Like many women and children in Myanmar, they are wearing thanaka on their faces. The whitish-yellow paste is made from tree bark. It acts like a sunblock but is also applied in patterns on the face. A circular patch on each cheek and a stripe on the nose seem to be the most fashionable marking.
Inle Lake, my next stop, is 50km away from Kalaw. But I chose not to do the three-day, two-night trek.
For those who want to, it is possible to arrange for your heavier luggage sent ahead by road, so that you only carry the necessary trekking gear on your back.
After five days enjoying the cool hill station’s evening breezes, Nepali food and exploring the neighbouring villages, it is time to move on.
If I had thought the hairpin bends going uphill were dangerous, going downhill is giving me a few more grey hair and I am wishing I had trekked on to Inle Lake instead.
FAST FACTS
When To Go
Yangon is coolest between November and February. December and January are mostly dry and sunny. Temperatures rise in March and April, and in May it can become hot and sticky. August and September are the hottest months of the year.
How To Get There
Direct flights with Malaysia Airlines and AirAsia are about RM500, depending on the advance booking period and the time of year.

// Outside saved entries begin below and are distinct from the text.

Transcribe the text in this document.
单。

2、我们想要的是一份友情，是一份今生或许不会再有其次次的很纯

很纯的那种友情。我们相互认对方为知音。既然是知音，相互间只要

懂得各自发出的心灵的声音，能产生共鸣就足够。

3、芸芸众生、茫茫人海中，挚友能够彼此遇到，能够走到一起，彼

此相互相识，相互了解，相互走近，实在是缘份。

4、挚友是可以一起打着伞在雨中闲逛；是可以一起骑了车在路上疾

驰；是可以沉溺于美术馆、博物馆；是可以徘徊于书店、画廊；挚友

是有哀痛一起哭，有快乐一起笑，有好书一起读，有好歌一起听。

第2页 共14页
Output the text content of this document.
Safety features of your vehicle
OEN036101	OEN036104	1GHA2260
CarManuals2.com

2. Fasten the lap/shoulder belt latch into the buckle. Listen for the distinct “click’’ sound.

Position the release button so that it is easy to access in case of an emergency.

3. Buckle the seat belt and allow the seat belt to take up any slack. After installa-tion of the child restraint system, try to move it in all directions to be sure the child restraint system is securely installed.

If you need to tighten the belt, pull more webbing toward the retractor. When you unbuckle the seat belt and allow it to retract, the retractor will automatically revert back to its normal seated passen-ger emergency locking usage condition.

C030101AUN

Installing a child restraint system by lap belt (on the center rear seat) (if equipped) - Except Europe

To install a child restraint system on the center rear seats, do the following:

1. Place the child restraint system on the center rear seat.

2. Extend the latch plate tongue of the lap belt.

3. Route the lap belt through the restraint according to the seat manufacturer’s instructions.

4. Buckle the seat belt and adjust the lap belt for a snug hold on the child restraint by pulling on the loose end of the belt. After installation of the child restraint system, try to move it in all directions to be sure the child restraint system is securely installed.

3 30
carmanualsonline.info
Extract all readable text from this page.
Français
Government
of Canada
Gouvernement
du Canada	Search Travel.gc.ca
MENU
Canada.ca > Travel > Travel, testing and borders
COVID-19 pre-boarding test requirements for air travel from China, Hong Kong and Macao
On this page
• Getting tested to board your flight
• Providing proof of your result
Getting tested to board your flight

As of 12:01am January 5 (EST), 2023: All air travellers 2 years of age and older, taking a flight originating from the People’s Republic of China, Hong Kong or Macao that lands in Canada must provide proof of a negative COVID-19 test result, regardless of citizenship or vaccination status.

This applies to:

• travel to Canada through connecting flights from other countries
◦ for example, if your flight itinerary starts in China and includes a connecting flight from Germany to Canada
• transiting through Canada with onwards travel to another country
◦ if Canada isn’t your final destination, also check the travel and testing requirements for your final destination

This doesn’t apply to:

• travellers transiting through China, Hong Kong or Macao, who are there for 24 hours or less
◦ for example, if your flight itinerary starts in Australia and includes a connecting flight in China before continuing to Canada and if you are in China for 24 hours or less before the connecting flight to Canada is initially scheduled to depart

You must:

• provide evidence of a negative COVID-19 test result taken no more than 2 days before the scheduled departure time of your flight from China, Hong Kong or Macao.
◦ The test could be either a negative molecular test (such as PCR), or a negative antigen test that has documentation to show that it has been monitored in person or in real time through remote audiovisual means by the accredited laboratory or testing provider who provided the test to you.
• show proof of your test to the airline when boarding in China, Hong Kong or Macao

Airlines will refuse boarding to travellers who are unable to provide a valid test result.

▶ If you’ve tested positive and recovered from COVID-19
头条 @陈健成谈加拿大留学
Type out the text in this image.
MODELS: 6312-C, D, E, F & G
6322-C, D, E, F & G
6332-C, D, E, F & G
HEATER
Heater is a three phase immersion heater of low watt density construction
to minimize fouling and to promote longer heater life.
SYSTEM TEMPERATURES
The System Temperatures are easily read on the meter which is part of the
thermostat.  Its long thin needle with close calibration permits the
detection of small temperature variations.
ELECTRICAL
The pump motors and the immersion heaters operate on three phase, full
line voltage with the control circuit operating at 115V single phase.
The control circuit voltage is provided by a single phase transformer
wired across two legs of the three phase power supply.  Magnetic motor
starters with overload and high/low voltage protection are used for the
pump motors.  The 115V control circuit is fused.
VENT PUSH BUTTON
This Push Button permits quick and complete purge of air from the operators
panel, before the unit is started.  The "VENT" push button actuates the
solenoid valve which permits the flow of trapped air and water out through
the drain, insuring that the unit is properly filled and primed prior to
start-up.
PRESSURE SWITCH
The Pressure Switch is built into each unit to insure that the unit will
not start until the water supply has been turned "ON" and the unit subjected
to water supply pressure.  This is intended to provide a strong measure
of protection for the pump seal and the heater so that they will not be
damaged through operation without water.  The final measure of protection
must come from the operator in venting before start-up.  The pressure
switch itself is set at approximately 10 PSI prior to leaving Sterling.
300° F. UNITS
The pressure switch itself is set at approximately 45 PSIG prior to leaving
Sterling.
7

Flight time is only 2.5 hours.
Where To Stay
Check www.asiarooms.com and www.agoda.com for all budgets.
Must-Brings
Mint condition US dollar notes. If they are marked, folded or dirty they risk being rejected by local vendors and hotels. Do not assume credit cards will be accepted or that the ATM will work.
Boiled sweets, pencils and small drawing books are ideal gifts for children you meet along the way, especially in the villages of Shan State.
Paracetamol is a sought-after medicine, given its high price locally. But if you do share your medical supplies while trekking, please ensure the recipient is made aware of the safe dosage level.